I blame the tide metaphor.
March 3, 2014 8:17 AM   Subscribe

In America's War on Poverty, the Free Market is AWOL. (SLWAPO) The 50th anniversary of President Lyndon B. Johnson’s War on Poverty focused some long-overdue attention on the plight of America’s poor. President Obama said that Johnson’s Great Society programs “lived up to our best hopes as a people” but that “our work is far from over.” Conservative critics like Rep. Paul Ryan (R-Wis.) argued that the government “needs to dump decades-old programs” and “remember that the best anti-poverty program is economic growth.” It’s easy to be in favor of economic growth — Obama, too, called for broader access to “the opportunities a growing economy provides,” concluding that “we rise or fall together.” Unfortunately, while that’s a nice sentiment, one of the clearest lessons of the past 50 years is that, in the modern American economy, we do not “rise or fall together.”
posted by MisantropicPainforest (5 comments total)

This post was deleted for the following reason: Pretty short blog/editorial piece on a recurring topic is not super great material for a post. -- cortex



 
I'm just waiting for a trickle down conservative type to say "but work will set you free" ..
posted by k5.user at 8:18 AM on March 3, 2014


" A rising tide lifts all boats."

If you don't have a boat just STFU and work harder so you can buy a boat.
posted by COD at 8:34 AM on March 3, 2014


“remember that the best anti-poverty program is economic growth.”

OH REALLY?!?

The last forty fucking years of economic growth have gone to the 1%. It's not an anti-poverty program if none of the fucking money goes to the people that need it.
posted by Talez at 8:35 AM on March 3, 2014 [2 favorites]


It would be much easier to alleviate poverty if we stopped deliberately creating it.
posted by srboisvert at 8:41 AM on March 3, 2014


The key problem, and the one which underlies the first chart in the article—which shows household GDP going up, up, up but average income trailing it and bottom-40% income flat as a board—is that the economic gains due to that increased GDP have accrued not to workers but to business owners (shareholders), and to a lesser extent upper management and executives.

This is a swindle on an epic scale: workers are more productive than ever, but are only getting a fraction of their labor back in take-home pay. But it is possible because the labor market is slack. Workers don't have any negotiating power when they are lucky just to have jobs.

Compare this chart of unemployment over the same period. There was "full employment" in the late 60s, which presumably justified some of Johnson's optimism about the free market helping the poor. If that had continued, much of the economic growth in the ensuing decades might have gone to workers. But it didn't: since 1970, there have been only two significant periods where the economy crossed the 5% "full employment" level, one in the late 90s under Clinton, and another in the late 00s under Bush. Both were ended by recessions.

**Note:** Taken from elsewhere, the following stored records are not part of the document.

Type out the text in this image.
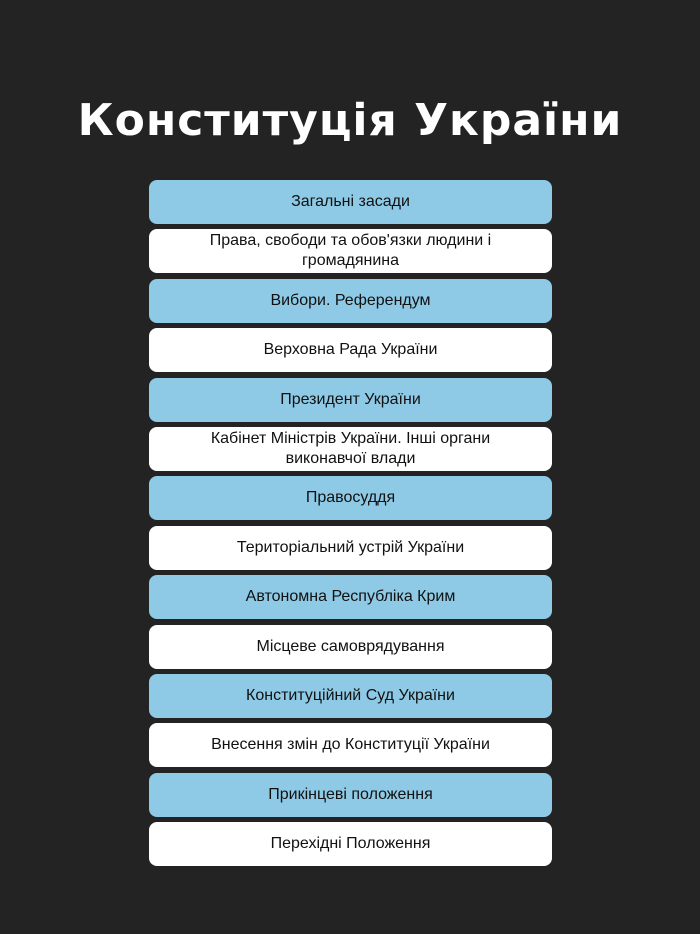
Конституція України
Загальні засади
Права, свободи та обов'язки людини і громадянина
Вибори. Референдум
Верховна Рада України
Президент України
Кабінет Міністрів України. Інші органи виконавчої влади
Правосуддя
Територіальний устрій України
Автономна Республіка Крим
Місцеве самоврядування
Конституційний Суд України
Внесення змін до Конституції України
Прикінцеві положення
Перехідні Положення
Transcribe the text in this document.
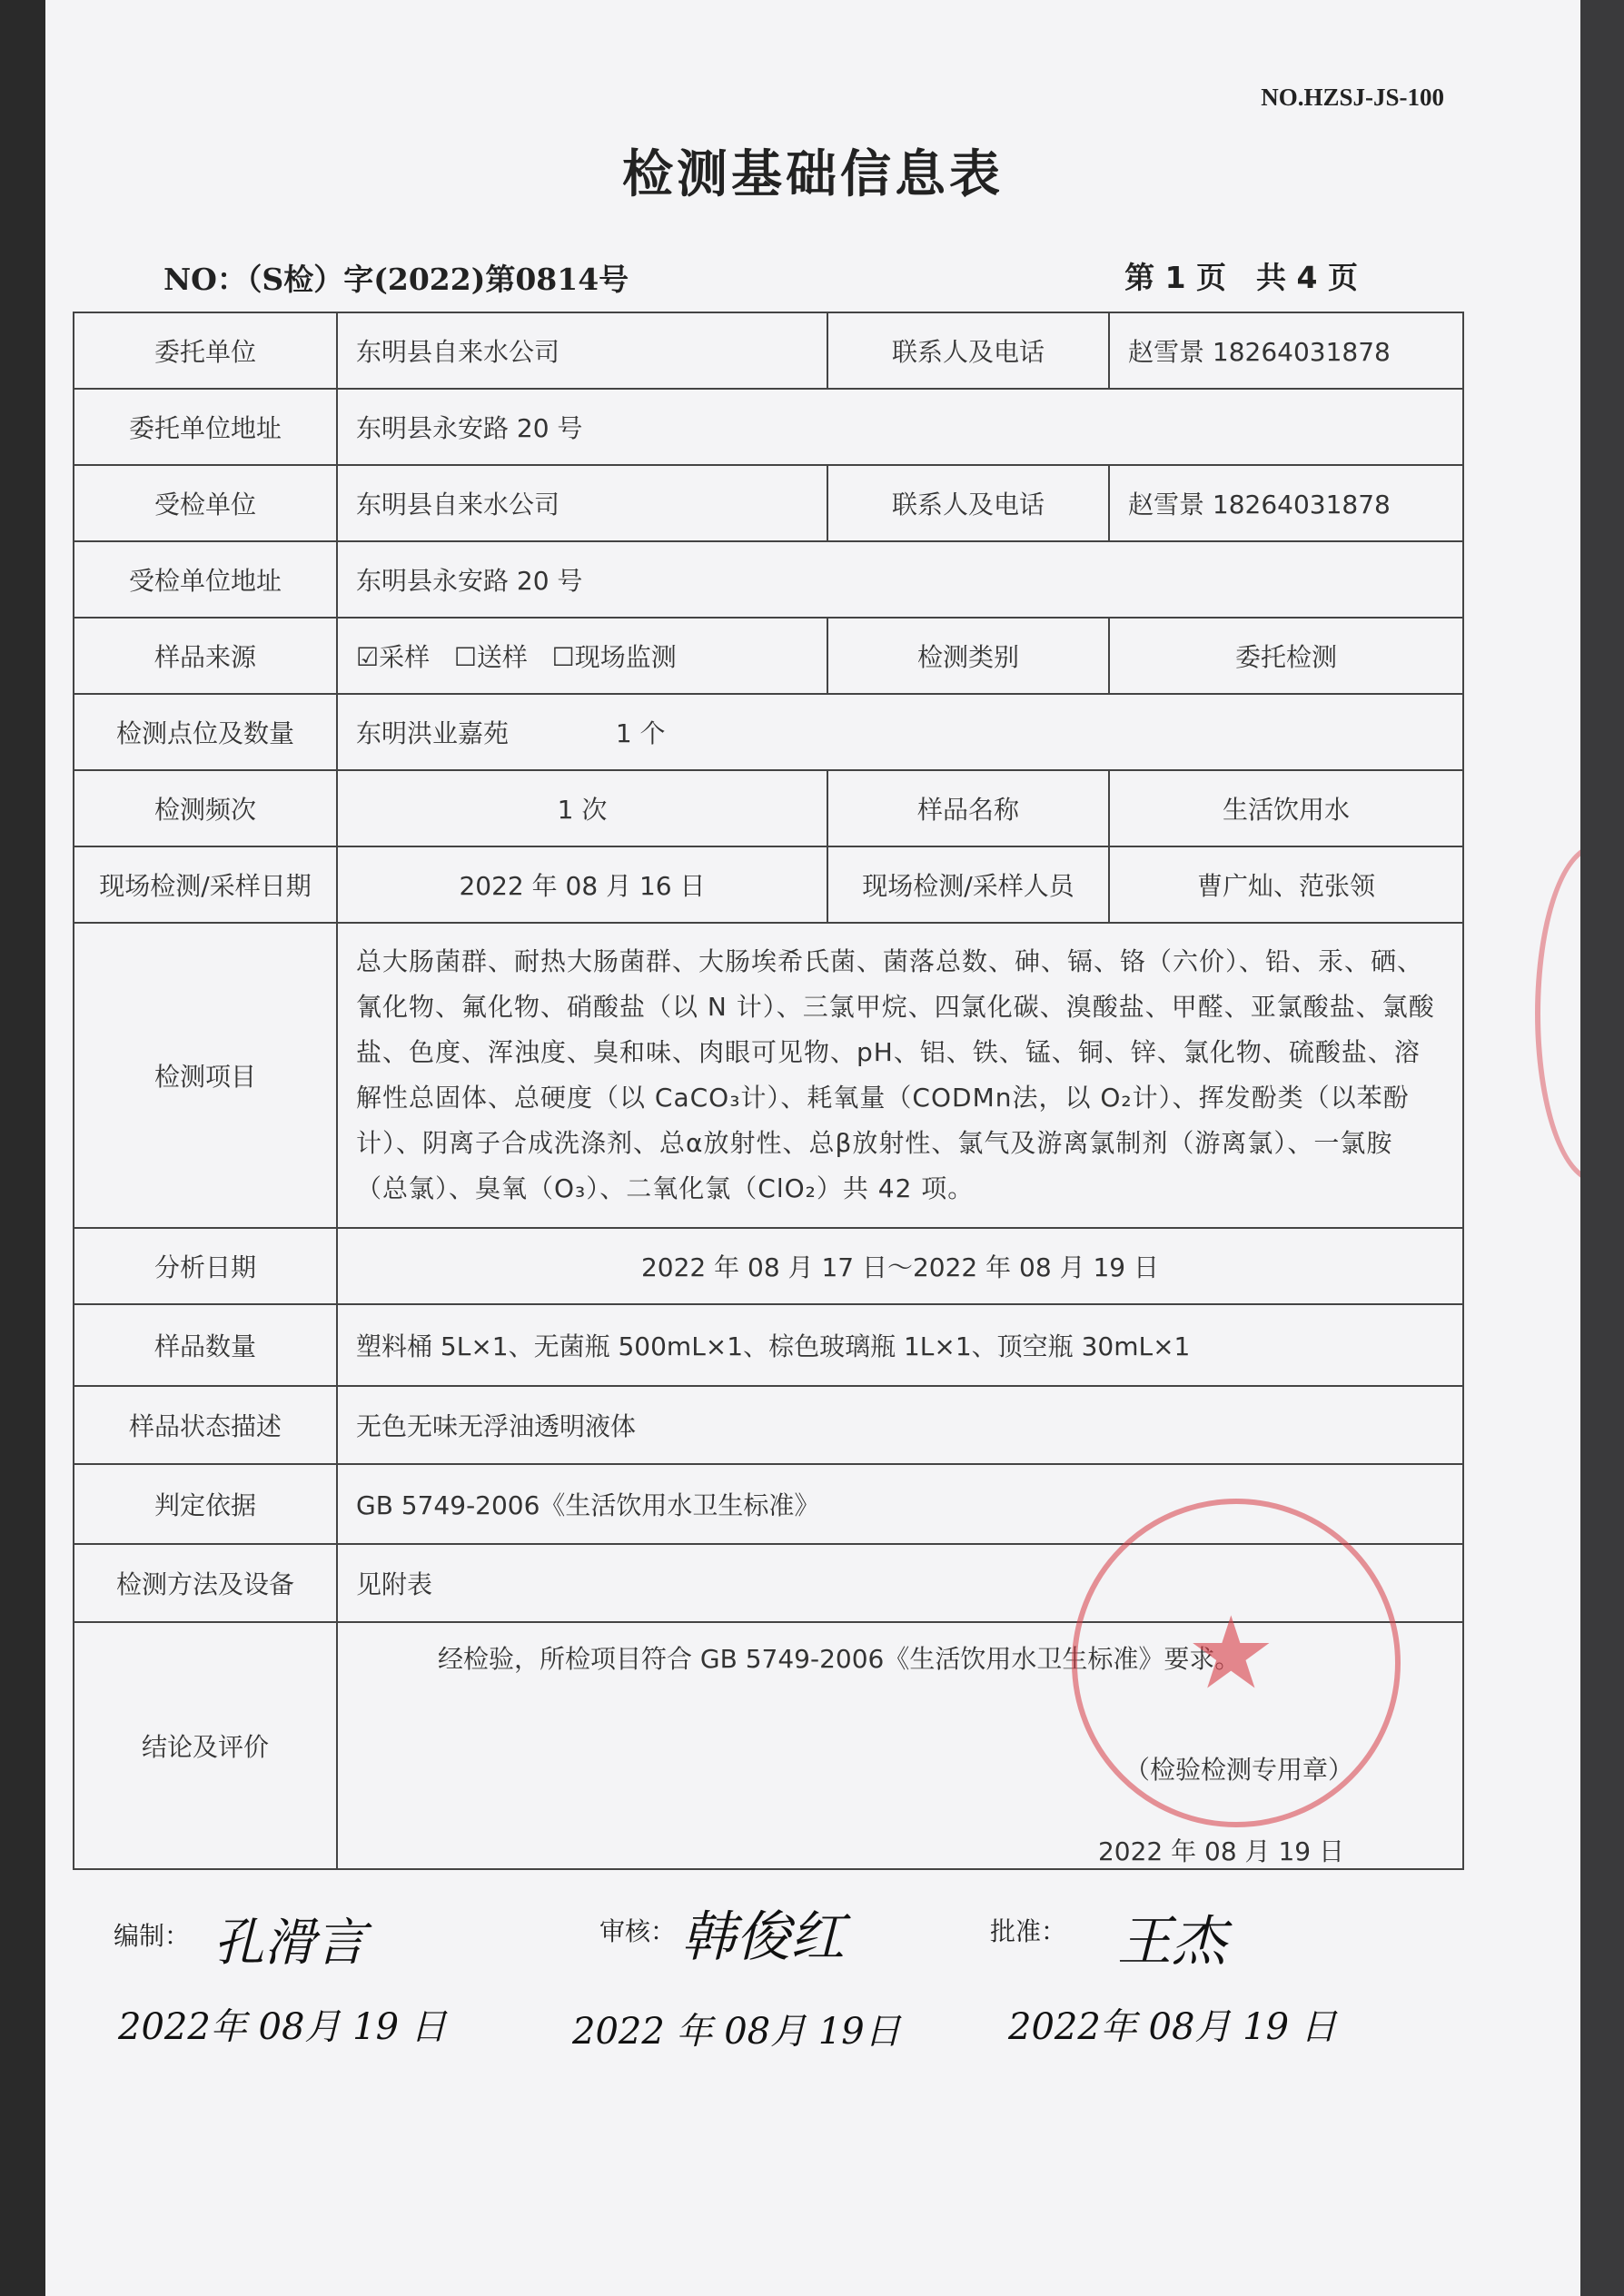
NO.HZSJ-JS-100
检测基础信息表
NO：（S检）字(2022)第0814号	第 1 页　共 4 页
委托单位	东明县自来水公司	联系人及电话	赵雪景 18264031878
委托单位地址	东明县永安路 20 号		
受检单位	东明县自来水公司	联系人及电话	赵雪景 18264031878
受检单位地址	东明县永安路 20 号		
样品来源	☑采样 ☐送样 ☐现场监测	检测类别	委托检测
检测点位及数量	东明洪业嘉苑 1 个		
检测频次	1 次	样品名称	生活饮用水
现场检测/采样日期	2022 年 08 月 16 日	现场检测/采样人员	曹广灿、范张领
检测项目	总大肠菌群、耐热大肠菌群、大肠埃希氏菌、菌落总数、砷、镉、铬（六价）、铅、汞、硒、氰化物、氟化物、硝酸盐（以 N 计）、三氯甲烷、四氯化碳、溴酸盐、甲醛、亚氯酸盐、氯酸盐、色度、浑浊度、臭和味、肉眼可见物、pH、铝、铁、锰、铜、锌、氯化物、硫酸盐、溶解性总固体、总硬度（以 CaCO₃计）、耗氧量（CODMn法，以 O₂计）、挥发酚类（以苯酚计）、阴离子合成洗涤剂、总α放射性、总β放射性、氯气及游离氯制剂（游离氯）、一氯胺（总氯）、臭氧（O₃）、二氧化氯（ClO₂）共 42 项。		
分析日期	2022 年 08 月 17 日～2022 年 08 月 19 日		
样品数量	塑料桶 5L×1、无菌瓶 500mL×1、棕色玻璃瓶 1L×1、顶空瓶 30mL×1		
样品状态描述	无色无味无浮油透明液体		
判定依据	GB 5749-2006《生活饮用水卫生标准》		
检测方法及设备	见附表		
结论及评价	经检验，所检项目符合 GB 5749-2006《生活饮用水卫生标准》要求。
（检验检测专用章）
2022 年 08 月 19 日		
★
编制： 孔滑言
2022年 08月 19 日
审核： 韩俊红
2022 年 08月 19日
批准： 王杰
2022年 08月 19 日
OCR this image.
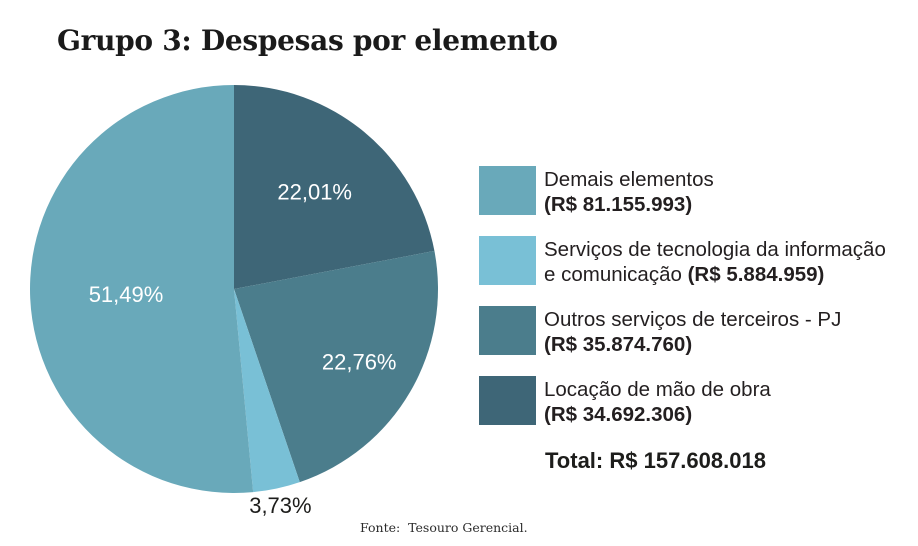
Grupo 3: Despesas por elemento
22,01%
22,76%
3,73%
51,49%
Demais elementos
(R$ 81.155.993)
Serviços de tecnologia da informação
e comunicação (R$ 5.884.959)
Outros serviços de terceiros - PJ
(R$ 35.874.760)
Locação de mão de obra
(R$ 34.692.306)
Total: R$ 157.608.018
Fonte:  Tesouro Gerencial.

Without resorting to outright conspiracy theories—not that it would be very hard to do, given that both full-employment periods were ended by Wall Street-induced bubbles—you can pretty easily connect the dots from policy decisions (low inflation uber alles, China trade, NAFTA) to employment levels, to the decline and fall of organized labor and heavy industry, and finally to the perfectly flat bottom-40% line on the income chart.